Niestety – jak donosi czytelnik – Aion Bank wymaga także, by zamknąć zarówno konta oszczędnościowe (a więc nie będziemy mogli utrzymywać na nich salda), jak i karty płatnicze jeszcze przed uruchomieniem procedury zamykania konta. Czyli częściowo produkty zamykamy sami, a potem przychodzi bank i przekręca klucz w drzwiach. Skomplikowane. Warunek bezpłatności konta jest więc niemożliwy do spełnienia w ostatnim okresie rozliczeniowym.
To pierwszy raz, gdy spotykam się z sytuacją, w której bank uniemożliwia spełnienie warunków bezpłatności swoich produktów. Gdy zamykam jakieś konto lub kartę w bankach, to najczęściej nie muszę już spełniać warunków bezpłatności po złożeniu wypowiedzenia, a – jeżeli muszę – to mam jak. W tym wypadku bank prosi o zamknięcie konta oszczędnościowego, a od zwolnienia z opłaty chroni nas 5000 zł trzymane na takim koncie. Pomieszanie z poplątaniem?
Celowe działanie? Nieporozumienie? Pytam w banku
Zapytałem w Aion Banku o powyższą sytuację. A w szczególności o to, czy to celowa strategia banku, aby każdy klient poniósł przynajmniej jedną opłatę miesięczną. Chciałem też wiedzieć, czy istnieje możliwość złożenia wypowiedzenia konta, ale pozostawiając na nim minimum 5000 zł, które bank nam przetransferuje na inne konto po zakończeniu okresu wypowiedzenia. Czego się dowiedziałem?
Wygląda na to, że wystąpił jakiś szum komunikacyjny na linii pracownik obsługi klienta – pan Łukasz. Chociaż, czytając rozmowę czytelnika z bankiem na czacie (której wycinek wkleiłem powyżej), mam wrażenie, że bardziej szumiało jednak po stronie banku. Całe szczęście, że wszystko się dobrze skończyło.
„Gdy klient powiadomi nas, że zamierza zamknąć konto, to okres wypowiedzenia trwa 30 dni. Może jednak potrwać dodatkowe 14 dni ze względu na konieczne rozliczenia na koncie w celu przetworzenia wszelkich zaległych transakcji. Klienci mogą korzystać ze swojego konta, ponieważ upewniamy się, że produkty są zamykane przed końcem okresu. Innymi słowy: członkowie planu Light, posiadający 5000 zł na koncie oszczędnościowym, nie będą musieli uiszczać opłaty w wysokości 19,99 zł podczas zamykania konta”

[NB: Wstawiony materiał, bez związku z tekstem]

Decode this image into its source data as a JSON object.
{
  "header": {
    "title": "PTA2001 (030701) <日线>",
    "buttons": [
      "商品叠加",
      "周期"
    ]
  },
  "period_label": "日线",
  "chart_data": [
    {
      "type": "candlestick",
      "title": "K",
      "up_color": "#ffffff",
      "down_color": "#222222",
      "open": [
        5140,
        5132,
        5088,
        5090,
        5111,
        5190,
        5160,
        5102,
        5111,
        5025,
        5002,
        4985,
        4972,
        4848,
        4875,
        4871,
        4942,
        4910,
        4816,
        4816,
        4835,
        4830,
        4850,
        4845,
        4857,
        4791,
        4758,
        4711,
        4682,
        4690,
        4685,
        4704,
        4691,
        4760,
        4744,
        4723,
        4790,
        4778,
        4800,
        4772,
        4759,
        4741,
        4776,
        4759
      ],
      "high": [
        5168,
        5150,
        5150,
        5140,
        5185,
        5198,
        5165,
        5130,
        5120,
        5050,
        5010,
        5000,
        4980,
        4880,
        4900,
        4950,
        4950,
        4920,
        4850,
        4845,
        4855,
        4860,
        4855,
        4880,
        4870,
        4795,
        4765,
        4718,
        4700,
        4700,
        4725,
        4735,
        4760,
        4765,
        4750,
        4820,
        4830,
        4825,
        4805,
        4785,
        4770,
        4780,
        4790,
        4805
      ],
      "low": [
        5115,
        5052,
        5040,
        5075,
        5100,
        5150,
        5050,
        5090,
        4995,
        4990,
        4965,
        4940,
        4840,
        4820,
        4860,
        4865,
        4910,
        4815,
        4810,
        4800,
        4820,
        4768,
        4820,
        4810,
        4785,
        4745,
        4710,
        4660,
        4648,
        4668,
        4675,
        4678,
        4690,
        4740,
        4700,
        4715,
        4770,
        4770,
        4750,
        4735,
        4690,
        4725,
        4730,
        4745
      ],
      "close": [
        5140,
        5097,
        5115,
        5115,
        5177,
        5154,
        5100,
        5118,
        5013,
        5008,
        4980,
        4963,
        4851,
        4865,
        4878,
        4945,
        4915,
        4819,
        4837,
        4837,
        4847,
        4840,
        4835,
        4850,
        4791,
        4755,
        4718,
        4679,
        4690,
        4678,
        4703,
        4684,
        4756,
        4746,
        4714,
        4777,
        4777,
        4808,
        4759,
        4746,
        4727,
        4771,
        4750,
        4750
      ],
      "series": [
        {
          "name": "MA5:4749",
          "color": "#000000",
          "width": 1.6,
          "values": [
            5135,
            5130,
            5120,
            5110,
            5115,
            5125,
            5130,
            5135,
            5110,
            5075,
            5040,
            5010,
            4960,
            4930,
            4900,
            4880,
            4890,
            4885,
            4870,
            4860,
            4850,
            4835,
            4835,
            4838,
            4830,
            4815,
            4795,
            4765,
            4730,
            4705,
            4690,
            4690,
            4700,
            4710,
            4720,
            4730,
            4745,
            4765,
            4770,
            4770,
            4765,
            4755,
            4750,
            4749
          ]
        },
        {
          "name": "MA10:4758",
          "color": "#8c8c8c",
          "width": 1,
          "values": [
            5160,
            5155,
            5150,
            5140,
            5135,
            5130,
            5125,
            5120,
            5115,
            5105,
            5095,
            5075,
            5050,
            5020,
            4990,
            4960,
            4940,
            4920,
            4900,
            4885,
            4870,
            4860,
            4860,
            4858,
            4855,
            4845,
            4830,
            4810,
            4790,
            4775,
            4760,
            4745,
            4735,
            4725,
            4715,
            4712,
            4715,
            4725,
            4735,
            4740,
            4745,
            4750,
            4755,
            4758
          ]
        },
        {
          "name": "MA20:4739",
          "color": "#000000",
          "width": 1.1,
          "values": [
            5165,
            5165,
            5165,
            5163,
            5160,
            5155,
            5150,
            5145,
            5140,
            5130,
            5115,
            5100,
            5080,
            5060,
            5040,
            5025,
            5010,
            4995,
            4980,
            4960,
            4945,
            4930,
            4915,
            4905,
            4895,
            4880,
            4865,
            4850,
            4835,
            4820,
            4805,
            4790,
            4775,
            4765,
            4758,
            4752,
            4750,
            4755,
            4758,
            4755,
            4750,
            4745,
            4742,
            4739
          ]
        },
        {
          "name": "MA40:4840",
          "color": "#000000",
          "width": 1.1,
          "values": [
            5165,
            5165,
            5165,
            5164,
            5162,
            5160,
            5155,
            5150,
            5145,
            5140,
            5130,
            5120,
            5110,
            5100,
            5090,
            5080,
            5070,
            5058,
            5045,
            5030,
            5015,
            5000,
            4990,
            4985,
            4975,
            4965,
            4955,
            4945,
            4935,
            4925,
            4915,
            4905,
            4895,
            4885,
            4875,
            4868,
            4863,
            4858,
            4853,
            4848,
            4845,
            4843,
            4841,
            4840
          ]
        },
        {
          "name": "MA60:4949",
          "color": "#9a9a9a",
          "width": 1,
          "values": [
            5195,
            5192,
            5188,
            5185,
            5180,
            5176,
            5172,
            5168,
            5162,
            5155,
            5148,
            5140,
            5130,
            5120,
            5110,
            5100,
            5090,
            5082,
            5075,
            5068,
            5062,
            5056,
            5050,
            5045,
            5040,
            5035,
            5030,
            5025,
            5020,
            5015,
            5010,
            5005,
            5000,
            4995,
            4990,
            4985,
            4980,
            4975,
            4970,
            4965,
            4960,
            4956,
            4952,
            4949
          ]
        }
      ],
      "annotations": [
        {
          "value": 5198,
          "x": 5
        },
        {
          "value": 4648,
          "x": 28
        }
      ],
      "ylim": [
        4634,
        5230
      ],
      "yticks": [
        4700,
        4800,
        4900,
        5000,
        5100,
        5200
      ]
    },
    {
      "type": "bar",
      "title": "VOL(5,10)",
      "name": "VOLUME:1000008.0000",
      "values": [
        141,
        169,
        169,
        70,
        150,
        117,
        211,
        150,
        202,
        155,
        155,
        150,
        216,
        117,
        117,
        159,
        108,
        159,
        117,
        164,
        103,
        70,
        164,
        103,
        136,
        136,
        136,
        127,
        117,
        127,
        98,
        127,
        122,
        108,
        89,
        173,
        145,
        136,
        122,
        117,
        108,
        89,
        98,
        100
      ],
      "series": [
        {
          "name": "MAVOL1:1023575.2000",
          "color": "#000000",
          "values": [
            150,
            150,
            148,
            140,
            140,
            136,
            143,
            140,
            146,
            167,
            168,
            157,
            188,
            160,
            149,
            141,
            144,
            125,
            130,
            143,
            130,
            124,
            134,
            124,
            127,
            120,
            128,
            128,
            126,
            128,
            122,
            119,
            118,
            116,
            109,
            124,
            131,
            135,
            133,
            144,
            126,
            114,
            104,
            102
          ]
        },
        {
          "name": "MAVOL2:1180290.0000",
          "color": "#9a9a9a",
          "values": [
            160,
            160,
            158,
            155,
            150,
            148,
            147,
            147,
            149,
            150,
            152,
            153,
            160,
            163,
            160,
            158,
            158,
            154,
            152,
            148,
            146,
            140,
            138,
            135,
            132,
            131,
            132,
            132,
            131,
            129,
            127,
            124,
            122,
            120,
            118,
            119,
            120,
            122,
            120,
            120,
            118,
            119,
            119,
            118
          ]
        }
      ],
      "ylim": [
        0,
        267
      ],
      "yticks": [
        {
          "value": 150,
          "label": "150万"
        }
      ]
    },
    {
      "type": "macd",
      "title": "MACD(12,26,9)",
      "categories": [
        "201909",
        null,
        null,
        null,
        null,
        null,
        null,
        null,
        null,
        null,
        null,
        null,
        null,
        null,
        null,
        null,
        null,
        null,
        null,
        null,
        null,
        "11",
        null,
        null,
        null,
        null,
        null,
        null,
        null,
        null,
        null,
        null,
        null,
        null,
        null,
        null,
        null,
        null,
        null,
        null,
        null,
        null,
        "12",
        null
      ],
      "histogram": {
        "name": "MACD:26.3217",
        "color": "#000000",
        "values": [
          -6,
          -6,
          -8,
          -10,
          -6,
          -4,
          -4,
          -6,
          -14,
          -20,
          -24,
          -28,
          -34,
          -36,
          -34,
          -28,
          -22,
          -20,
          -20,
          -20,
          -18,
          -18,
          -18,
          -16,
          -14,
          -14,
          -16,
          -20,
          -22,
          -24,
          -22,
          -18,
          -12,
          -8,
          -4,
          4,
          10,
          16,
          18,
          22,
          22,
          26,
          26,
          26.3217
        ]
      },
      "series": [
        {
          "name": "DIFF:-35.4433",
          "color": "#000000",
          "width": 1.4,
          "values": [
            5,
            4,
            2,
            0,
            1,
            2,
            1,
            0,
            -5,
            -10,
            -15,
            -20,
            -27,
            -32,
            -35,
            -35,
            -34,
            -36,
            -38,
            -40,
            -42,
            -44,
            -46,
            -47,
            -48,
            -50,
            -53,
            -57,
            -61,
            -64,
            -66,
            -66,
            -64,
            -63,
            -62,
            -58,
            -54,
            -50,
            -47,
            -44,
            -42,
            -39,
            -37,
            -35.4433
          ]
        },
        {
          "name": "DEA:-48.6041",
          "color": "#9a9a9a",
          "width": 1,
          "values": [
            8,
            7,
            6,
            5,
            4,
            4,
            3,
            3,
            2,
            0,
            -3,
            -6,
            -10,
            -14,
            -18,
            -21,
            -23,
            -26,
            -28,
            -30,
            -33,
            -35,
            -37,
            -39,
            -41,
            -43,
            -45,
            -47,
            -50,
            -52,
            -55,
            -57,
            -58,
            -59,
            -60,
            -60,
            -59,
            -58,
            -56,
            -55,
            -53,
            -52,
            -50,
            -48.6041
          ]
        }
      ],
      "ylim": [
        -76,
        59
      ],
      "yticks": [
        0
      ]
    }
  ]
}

– pisze do mnie pan Clint z Aion Banku. Czyli, aby zamknąć konto w Aion Banku, musimy złożyć wypowiedzenie i podać numer IBAN, na który bank powinien przetransferować nam wszelkie środki, które się tam znajdą po zamknięciu konta. Jeżeli chcemy uniknąć opłaty w wysokości 19,99 zł, to wystarczy pozostawić na koncie oszczędnościowym minimum 5000 zł. Czyli dokładnie tak, jak chciał zrobić pan Łukasz.

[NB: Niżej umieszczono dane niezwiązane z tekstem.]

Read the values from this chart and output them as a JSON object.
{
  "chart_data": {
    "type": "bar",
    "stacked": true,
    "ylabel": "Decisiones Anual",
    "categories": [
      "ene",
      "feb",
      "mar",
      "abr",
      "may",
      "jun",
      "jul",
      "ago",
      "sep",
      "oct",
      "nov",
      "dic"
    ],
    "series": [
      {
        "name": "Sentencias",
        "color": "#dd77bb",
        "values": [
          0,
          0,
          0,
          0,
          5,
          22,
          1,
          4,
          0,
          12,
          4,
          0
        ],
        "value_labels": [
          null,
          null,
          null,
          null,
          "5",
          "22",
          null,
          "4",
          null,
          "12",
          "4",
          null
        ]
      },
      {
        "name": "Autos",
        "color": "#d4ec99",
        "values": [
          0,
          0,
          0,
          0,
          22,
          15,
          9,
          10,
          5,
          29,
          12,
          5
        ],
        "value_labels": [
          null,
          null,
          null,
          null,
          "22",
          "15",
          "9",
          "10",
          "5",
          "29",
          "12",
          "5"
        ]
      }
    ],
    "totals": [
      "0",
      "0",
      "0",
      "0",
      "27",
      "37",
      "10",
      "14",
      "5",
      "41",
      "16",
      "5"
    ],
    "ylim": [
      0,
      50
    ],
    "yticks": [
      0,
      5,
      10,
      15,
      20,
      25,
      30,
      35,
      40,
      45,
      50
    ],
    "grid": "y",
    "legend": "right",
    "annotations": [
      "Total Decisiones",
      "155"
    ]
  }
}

Obiecano mi także, że bank skontaktuje się z naszym czytelnikiem, przeprosi go za zamieszanie i wyjaśni całą sytuację. Oby tak było, bo w innym przypadku pan Łukasz zapewne mi się poskarży. Miejmy nadzieję, że pracownicy obsługi klienta zostaną też odpowiednio przeszkoleni, aby podobna sytuacja nie spotkała innych klientów banku. Jeżeli wystąpią jakieś problemy, to oczywiście – piszcie do mnie.
Na szczęście wszystko było skutkiem nieporozumienia. Pytanie brzmi, czy konsultanci udzielający niepełnych informacji zostaną przeszkoleni oraz ilu klientów nie zdecydowało się na drążenie tematu, pozostawiając w banku dodatkową opłatę „na pożegnanie”.